Sunday, 7 February 2010

13. Crumpets



It's February. The year is yet young, and so far all this feckless youth has had to offer us is long weeks of actual cold, leaden grey skies, nothing much to look forward to yet, too early for a holiday. Light at the end of the tunnel is provided by the occasional mild day, and the daily increase in birdsong. Red wine helps a bit, as does cashmere and the boxset of Cranford. But I'm not sure that one of the purest sources of comfort and pleasure in these times isn't the good old crumpet.

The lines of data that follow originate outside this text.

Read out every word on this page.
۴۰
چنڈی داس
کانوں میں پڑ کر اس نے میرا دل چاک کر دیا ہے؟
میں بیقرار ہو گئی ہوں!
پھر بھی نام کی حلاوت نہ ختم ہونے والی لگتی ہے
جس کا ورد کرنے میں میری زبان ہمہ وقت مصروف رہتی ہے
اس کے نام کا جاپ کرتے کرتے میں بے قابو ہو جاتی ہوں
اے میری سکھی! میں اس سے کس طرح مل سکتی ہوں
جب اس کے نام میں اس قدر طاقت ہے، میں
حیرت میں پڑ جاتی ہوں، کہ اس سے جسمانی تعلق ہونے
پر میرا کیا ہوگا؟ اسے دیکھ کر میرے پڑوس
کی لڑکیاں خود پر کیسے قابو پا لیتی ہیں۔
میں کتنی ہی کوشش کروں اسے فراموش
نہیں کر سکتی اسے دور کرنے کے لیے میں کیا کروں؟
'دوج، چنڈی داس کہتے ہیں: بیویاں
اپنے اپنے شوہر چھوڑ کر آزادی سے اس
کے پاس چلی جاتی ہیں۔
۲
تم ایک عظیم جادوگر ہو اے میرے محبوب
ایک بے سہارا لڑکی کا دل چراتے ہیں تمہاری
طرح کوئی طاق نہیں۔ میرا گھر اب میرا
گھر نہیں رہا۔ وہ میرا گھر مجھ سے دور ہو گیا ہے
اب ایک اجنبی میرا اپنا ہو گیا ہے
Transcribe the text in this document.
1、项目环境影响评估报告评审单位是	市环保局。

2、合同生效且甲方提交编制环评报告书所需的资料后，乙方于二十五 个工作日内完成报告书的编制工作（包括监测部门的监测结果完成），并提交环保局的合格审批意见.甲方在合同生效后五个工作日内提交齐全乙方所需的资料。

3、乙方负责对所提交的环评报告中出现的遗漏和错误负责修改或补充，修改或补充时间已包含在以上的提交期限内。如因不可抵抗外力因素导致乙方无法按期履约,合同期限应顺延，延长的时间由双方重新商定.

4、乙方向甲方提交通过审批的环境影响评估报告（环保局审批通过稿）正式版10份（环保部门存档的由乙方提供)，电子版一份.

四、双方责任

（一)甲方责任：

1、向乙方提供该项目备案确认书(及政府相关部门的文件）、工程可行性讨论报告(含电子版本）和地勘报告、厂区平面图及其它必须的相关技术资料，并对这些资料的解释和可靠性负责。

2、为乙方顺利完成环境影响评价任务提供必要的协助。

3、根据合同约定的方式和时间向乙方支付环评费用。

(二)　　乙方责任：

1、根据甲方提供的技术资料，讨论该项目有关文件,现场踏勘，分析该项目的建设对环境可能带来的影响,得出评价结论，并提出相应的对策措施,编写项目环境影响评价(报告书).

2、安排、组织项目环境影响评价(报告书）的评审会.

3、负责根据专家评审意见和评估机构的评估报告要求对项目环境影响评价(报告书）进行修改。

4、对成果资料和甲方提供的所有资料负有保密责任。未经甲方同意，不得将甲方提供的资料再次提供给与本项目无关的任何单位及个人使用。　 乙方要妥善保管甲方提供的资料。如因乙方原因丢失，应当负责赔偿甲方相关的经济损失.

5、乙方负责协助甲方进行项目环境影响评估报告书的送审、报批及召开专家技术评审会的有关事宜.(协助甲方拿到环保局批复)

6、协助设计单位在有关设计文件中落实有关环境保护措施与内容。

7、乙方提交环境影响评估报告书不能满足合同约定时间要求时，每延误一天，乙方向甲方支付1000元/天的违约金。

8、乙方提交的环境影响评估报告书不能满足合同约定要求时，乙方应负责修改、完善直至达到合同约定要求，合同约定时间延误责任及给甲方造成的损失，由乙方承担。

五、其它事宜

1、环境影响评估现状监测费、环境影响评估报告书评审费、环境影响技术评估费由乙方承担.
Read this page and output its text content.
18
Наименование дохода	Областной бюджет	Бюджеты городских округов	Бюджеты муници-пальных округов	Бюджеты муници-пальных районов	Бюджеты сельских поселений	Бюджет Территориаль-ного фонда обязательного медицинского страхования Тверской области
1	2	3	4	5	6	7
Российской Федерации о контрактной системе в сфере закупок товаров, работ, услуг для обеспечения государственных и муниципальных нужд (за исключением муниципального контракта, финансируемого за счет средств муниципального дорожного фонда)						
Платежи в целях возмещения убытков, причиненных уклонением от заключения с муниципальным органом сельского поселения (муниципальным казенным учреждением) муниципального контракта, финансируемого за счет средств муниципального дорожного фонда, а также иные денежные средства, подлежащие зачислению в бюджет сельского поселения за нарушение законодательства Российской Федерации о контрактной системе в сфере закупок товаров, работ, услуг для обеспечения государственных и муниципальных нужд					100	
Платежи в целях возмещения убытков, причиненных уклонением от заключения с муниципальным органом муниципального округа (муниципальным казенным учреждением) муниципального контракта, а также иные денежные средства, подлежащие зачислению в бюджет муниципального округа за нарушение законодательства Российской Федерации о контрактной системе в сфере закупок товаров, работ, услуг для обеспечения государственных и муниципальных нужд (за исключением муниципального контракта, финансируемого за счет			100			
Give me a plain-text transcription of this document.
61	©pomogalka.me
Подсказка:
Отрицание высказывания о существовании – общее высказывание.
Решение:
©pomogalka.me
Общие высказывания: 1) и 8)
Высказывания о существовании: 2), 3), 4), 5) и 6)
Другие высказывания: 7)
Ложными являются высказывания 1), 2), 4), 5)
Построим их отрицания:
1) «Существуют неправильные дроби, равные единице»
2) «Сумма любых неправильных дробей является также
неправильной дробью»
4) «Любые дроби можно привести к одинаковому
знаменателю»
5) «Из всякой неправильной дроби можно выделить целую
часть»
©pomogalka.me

It's no good buying Tesco's own crumpets. They taste of feet. Assuming you're not so bored that you're prepared to make your own, the best crumpets are Warburton's. (Of course. Warburton's is a Yorkshire company, and most of the best things that aren't Irish come from Yorkshire.) It's important to toast them for a very long time, and I have to squish them a bit with my palm before they go in the toaster, or I get bits of crumpet stuck to the bars and end up running round the house with a broom turning off all the violently loud smoke alarms. But if you toast them til they are golden brown, they will absorb the most unlikely amount of butter. Please do not defile the experience by attempting to add jam, or any other condiment. If you want jam, eat toast. Or your own socks. The point of crumpets is thick, slightly crunchy doughy loveliness dripping lasciviously and totally unnecessarily with good salted butter. Try not to drip butter on the soft furnishings, and try not to stare at anybody in the vicinity who has yet to finish their crumpet. Most importantly, do not steal other people's crumpets and then attempt to brazen it out. Particularly if you own the only dog in the whole world who doesn't eat bread-type stuff.

There will come a point - in my experience it's usually mid-April - when the crumpet will start to lose its appeal. It is then that you had better hope that nearly four months of crumpet eating hasn't left you so fat you'll have to spend the summer in a kaftan.

1 comment:

  1. yum scrum i *heart* crumpets.

    It is the only time i eat golden syrup and totally agree with the full toasting. a rare crumpet is just wrong.

    NB do not try tesco best posh crumpets. they are too crumpetty and get stuck on the roof of your mouth.